A lot of what he says of course is true BUT a stunning indictment of the UK Political and Managerial classes and nothing to do with immigration.
Thats why we have skills and housing shortages
That increase in inward migration figures is huge. However, I don’t believe it is accurate. Until 2019, at least, residents of the EU could come and live and work here without any paperwork. If UK residents moved to an EU country, while there were no impediments, they usually had to register in the country where they were living. Our governments decided we did not want the bother of keeping registers of EU residents in the UK, so, apart from HMRC, DVLA and the NHS there was no record of their presence.

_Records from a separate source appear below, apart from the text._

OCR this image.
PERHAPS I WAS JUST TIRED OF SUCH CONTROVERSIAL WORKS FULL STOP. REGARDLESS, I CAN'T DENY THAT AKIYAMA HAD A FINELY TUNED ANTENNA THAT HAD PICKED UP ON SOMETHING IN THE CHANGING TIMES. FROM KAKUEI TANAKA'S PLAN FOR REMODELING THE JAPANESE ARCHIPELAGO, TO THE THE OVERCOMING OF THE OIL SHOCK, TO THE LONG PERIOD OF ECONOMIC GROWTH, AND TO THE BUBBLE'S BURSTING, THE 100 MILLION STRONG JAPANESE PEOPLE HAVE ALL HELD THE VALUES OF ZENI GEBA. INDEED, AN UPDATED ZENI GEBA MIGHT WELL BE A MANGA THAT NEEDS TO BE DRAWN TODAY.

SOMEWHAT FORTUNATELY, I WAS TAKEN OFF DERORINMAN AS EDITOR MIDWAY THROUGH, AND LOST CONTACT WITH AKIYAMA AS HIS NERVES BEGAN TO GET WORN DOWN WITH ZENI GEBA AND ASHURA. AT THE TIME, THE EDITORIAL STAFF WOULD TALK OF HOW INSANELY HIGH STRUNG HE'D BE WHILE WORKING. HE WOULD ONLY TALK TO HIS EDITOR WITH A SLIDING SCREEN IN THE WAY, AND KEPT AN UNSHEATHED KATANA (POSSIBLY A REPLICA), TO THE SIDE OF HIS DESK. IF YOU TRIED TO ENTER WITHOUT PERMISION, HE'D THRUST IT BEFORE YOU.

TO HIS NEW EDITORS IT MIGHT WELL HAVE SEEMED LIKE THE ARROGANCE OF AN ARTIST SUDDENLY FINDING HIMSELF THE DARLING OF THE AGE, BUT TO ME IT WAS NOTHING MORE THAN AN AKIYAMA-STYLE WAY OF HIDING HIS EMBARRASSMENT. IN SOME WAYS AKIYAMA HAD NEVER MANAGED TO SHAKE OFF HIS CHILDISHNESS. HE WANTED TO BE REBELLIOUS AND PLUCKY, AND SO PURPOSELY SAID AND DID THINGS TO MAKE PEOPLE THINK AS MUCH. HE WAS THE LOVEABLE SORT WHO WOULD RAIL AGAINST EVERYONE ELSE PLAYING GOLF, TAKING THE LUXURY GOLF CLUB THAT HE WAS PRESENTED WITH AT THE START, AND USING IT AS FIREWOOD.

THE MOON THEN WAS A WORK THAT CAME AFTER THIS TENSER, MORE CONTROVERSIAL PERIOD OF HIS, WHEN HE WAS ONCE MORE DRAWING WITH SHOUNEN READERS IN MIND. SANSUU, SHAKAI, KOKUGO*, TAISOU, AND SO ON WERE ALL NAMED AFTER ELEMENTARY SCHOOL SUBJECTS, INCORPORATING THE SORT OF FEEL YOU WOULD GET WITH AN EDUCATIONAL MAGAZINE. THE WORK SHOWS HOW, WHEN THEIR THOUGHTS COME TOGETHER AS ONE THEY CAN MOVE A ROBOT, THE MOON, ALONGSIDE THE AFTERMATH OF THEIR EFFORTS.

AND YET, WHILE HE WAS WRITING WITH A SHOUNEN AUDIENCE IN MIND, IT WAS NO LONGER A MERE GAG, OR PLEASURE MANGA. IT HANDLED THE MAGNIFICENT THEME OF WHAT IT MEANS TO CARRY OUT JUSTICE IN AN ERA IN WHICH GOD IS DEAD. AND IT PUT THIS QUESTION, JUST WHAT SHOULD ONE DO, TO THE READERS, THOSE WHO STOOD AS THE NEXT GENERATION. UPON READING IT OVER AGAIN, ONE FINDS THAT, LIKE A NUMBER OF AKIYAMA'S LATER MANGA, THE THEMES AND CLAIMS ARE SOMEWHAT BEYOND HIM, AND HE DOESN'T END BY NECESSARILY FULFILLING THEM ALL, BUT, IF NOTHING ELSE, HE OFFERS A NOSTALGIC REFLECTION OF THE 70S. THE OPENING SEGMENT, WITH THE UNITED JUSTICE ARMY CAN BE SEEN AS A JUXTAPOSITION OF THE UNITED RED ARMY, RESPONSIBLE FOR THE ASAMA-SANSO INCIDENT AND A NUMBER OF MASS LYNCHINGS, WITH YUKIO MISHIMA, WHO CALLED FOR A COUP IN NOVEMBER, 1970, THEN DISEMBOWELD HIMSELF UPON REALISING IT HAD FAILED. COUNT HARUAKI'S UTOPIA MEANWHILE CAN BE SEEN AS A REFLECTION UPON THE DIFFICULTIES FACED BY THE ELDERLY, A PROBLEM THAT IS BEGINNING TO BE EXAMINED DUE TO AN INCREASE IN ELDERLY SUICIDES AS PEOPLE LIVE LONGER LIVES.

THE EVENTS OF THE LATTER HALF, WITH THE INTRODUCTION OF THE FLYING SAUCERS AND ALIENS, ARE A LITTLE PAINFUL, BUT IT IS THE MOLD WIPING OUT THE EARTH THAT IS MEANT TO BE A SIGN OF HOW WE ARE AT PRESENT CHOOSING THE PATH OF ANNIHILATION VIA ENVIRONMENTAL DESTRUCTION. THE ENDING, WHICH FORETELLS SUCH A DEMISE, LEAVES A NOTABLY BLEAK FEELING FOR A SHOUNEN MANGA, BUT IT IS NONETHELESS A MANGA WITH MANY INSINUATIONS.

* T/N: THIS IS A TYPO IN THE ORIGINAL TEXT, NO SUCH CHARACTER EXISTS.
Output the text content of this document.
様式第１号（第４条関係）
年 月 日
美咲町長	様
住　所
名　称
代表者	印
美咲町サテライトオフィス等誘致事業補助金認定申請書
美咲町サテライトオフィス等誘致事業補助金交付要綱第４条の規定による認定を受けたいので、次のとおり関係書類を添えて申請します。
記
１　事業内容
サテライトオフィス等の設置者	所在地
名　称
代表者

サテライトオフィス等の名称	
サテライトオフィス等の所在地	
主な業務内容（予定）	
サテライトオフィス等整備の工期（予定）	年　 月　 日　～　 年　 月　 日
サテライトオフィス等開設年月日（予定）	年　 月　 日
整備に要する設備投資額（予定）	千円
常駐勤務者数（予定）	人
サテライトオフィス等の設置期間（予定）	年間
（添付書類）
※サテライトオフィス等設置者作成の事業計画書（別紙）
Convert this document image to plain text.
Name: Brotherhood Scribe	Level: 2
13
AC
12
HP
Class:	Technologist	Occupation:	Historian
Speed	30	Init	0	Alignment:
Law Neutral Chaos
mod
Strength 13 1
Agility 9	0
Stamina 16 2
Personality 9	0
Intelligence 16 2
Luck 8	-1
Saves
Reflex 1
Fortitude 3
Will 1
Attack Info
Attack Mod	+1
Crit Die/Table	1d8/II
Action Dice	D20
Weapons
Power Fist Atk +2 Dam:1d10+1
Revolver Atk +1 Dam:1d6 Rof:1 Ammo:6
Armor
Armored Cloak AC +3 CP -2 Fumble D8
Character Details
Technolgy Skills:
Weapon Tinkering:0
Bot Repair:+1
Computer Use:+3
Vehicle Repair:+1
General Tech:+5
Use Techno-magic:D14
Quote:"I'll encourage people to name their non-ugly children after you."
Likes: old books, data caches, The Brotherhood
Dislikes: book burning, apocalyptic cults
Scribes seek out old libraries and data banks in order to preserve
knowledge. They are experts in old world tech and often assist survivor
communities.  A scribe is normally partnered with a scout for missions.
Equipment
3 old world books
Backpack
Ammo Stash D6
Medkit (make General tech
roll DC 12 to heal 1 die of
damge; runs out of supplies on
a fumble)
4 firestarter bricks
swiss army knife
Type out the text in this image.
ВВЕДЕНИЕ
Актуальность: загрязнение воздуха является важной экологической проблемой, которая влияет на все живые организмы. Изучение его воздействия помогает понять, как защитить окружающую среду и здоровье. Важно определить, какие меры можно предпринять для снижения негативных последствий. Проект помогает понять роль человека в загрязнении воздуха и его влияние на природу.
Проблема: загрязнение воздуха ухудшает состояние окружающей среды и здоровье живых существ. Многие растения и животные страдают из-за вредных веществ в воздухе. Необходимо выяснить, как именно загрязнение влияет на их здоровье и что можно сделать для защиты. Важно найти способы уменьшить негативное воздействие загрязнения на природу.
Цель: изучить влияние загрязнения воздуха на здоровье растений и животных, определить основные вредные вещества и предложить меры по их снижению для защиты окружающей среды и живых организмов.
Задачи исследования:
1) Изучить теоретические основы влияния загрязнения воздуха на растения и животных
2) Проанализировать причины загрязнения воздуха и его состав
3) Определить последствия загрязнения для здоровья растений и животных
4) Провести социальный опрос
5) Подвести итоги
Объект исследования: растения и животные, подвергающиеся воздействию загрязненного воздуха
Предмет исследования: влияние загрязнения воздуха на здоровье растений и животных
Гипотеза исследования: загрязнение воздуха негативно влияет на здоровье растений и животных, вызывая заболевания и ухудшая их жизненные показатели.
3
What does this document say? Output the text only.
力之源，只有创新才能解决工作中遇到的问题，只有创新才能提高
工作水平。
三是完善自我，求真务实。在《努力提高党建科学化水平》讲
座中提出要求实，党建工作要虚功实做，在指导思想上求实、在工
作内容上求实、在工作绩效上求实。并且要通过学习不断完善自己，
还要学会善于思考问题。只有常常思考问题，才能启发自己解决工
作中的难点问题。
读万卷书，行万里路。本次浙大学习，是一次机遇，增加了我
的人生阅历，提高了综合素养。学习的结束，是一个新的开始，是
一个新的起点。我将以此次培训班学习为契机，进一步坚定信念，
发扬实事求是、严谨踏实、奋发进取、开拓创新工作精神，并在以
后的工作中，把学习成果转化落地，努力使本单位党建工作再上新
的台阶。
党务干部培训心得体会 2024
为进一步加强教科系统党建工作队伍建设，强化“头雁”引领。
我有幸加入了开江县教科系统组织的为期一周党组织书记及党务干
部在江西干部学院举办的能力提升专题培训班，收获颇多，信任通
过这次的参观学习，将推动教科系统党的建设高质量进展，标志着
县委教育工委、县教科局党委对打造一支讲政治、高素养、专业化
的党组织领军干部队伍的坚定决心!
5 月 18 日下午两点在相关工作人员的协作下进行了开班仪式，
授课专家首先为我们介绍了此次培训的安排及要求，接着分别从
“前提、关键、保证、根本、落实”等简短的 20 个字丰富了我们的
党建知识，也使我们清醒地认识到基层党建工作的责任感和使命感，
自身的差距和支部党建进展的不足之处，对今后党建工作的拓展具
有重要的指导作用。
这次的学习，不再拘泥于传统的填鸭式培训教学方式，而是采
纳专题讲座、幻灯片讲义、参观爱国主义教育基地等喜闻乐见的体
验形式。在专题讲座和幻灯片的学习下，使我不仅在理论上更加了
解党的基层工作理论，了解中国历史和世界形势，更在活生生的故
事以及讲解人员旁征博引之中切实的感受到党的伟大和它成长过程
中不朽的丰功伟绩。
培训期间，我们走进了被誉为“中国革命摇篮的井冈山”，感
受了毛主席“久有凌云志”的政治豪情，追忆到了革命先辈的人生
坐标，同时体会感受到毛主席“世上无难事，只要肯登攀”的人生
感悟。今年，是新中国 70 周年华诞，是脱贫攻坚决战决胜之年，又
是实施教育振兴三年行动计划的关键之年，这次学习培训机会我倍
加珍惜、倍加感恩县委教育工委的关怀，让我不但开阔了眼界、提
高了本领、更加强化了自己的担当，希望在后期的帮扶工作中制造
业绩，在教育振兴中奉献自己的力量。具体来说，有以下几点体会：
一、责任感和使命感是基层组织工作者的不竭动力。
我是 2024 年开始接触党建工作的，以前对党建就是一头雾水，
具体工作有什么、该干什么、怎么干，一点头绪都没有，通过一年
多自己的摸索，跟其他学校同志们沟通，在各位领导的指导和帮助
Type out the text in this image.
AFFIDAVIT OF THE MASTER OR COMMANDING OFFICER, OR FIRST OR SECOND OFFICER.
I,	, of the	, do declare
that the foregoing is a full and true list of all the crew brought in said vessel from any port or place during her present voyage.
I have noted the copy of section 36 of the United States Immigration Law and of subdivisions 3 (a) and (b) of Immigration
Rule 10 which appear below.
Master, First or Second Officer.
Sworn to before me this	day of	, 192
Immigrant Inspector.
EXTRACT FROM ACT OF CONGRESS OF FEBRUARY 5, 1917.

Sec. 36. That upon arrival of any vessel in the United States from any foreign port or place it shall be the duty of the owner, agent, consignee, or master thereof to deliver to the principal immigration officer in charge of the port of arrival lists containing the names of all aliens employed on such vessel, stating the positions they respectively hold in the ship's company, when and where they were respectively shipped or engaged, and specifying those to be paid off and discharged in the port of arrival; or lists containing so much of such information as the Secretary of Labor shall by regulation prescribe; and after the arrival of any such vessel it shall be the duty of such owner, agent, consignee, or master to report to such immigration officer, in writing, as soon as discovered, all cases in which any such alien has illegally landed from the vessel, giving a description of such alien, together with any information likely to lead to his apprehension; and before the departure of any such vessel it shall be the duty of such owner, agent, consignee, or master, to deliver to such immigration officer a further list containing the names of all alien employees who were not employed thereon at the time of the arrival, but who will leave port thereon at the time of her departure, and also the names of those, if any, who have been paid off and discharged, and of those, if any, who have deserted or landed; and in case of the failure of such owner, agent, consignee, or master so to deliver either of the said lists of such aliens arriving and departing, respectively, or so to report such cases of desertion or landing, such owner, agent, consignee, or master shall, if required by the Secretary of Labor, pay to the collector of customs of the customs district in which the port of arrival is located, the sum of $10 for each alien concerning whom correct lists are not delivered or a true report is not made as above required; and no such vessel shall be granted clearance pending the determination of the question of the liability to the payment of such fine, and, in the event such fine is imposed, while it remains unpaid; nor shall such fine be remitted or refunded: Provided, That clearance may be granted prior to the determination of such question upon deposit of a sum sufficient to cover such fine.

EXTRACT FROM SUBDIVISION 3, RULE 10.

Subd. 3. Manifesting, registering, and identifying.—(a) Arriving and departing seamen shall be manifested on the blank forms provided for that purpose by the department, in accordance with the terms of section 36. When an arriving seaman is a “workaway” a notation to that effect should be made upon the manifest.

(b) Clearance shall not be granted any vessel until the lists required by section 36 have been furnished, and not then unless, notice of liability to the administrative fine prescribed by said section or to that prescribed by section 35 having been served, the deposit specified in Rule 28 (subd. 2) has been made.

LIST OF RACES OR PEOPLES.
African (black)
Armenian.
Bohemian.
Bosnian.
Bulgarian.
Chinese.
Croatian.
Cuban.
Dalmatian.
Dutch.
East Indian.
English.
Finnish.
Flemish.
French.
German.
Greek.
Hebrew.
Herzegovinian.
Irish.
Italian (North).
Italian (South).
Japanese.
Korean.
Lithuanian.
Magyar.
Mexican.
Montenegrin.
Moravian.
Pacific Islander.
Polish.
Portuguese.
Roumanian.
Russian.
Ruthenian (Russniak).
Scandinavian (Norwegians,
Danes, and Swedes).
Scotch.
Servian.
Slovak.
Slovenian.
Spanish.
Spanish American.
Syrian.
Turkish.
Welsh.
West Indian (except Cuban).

So how many of those increased numbers are simply those who either registered as EU nationals living here or replace EU nationals who went home?
Again, again, YET AGAIN! – nothing about how the Tories and their austerity policies and how that affected public services in the forward – blaming it on immigration – anything other than saying what the problem actually is enabling his Chancellor to get away with not doing what needs to be done and him too.
Effing useless as well as dangerous and deeply insulting.
The point is that the Tories increased public spending each and every year, above inflation and still the deficit was increasing – the conclusion that you are missing is that a) there is a significant impact on public services from immigration and b) these immigrants are covering their costs or else the deficit would be going up, as increased tax revenues would have more than covered costs.
But understanding that would lead to the conclusions that you are keen to deny!
Quite literally that does not make sense i.e your claim cannot rationally be understood.
Would you like to try again, with evidence and clarity of presentation and causality this time?
McSweeney is like Cummings on steroids, and that’s not delivered as a complement. He appears to believe that Labour won a stonking victory on the back of him/Starmer as opposed to winning by dint of them not being Tory. The size of the victory is down to a fundamentally broken electoral system. A cushy role in/near Silicon Valley awaits McSweeney post the 2029 GE Labour thumping.
Good points by Ivan Horrocks.
I have to say something aboit PIP as this has become a battleline for some people I know.
It is not am element of social security connected to working at all. It is not a ‘out of work’ element of welfare. It is to help disabled people with extra costs that occur. The corporate media however are hell bent as selling it as being abused to create a firestorm/backlash, create division and hopefully stop it.
What they are doing – which is perturbing – is scraping the UC groups that cant work. So, in effect, if you go on UC you can be sick but you will still have to adhere to your commitmemts and If you dont – sanctions. Oh and if you are sick – you will be assessed for PIP which no one will qualify for as the threshold will be impossible.
Sir Kermit Starmer and McTweeny doing a great job.
Thanks
Since McSweeney, every Labour strategy on any topic seems to have disarmed Labour. And lost the trust of voters.
How?
By pandering to Ye Olde Worlde RW printed media and emulating Reform. All this does is to give Reform respectability.
It’s about time Labour read a book about demographics (a subject which should be taught at school).
You know. Like age bands, percentages of retired people vs working people, ages of immigrants and emigrants.
Then the public and the government might see eye to eye on some big subjects like housing, health & social care and migration.